For Labaton Sucharow, the 2007 subprime mortgage crisis produced a gem. The business litigation firm, with co-counsel from Berman DeValerio, won a $275 million settlement in June for former Bear Stearns Cos. Inc. shareholders headed by the State of Michigan Retirement Systems. The investors alleged that Bear Stearns had misrepresented its financial woes in the year before JPMorgan Chase & Co. bought the firm.
Michael Stocker, one of the Labaton partners on the Bear Stearns case, described it as the “crown jewel” of litigation stemming from the credit crisis. But it wasn’t easy work for Stocker and partners Thomas Dubbs and James Johnson, all based in New York.
As lead firm for Michigan Retirement Systems, Labaton pored through millions of document pages and interviewed almost 100 Bear Stearns employees. Labaton’s deep knowledge of banking helped. “That requires a very high level of sophistication and understanding,” Stocker said. Labaton also secured a $19.9 million settlement with Bear Stearns’ auditor, Deloitte & Touche LLP. Paul, Weiss, Rifkind, Wharton & Garrison chairman Brad Karp, who represented Bear Stearns, declined to comment.
Labaton also sat across the table from Paul Weiss in securing another nine-figure settlement. This time, it represented three Ohio public pension plans, and the settlement was for $725 million. The pension funds claimed that American International Group Inc. had engaged in accounting fraud and bid-rigging. Although the deal became public in 2010, a federal judge didn’t approve it until February.
Stocker, who also worked on the AIG matter, said the case was a “long battle” that included an enormous amount of discovery. Dubbs, as well as New York-based partners Martis Alex and Louis Gottlieb, also worked on the matter.

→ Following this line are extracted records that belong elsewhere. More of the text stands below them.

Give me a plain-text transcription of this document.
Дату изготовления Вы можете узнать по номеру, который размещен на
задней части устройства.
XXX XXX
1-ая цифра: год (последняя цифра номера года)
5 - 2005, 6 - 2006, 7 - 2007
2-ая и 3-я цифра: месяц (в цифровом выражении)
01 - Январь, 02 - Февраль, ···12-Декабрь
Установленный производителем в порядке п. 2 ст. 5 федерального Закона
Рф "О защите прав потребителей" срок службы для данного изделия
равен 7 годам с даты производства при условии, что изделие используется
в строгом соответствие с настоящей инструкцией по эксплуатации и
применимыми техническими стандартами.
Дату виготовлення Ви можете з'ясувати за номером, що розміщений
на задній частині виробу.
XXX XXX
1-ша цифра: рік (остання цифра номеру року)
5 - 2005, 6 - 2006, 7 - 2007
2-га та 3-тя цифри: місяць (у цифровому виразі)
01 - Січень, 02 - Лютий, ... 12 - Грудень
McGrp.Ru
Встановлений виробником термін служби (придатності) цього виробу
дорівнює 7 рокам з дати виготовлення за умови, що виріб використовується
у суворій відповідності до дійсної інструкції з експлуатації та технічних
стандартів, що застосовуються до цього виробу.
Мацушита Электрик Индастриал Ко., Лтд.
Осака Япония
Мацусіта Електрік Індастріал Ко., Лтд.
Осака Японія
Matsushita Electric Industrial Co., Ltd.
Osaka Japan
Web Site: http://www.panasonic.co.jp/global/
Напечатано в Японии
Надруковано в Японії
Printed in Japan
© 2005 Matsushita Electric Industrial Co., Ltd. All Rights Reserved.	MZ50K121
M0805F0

“It’s a huge accomplishment from a litigation perspective,” Stocker said.
There are inevitable setbacks. Since 2005, courts have dismissed 21 percent of the securities cases Labaton brought, according to the firm, against an average dismissal rate that’s approached 50 percent for such claims in recent years. In one case brought against BankAtlantic Bancorp Inc. (now known as BBX Capital Corp.) over alleged securities fraud, a federal court in Miami in 2011 vacated a jury’s verdict in favor of Labaton’s client, State-Boston Retirement System. The firm is appealing the decision.
“Sometimes we win. Sometimes we lose,” Stocker said. “Unless you take on those hard cases, you’ll be letting down your clients somehow.”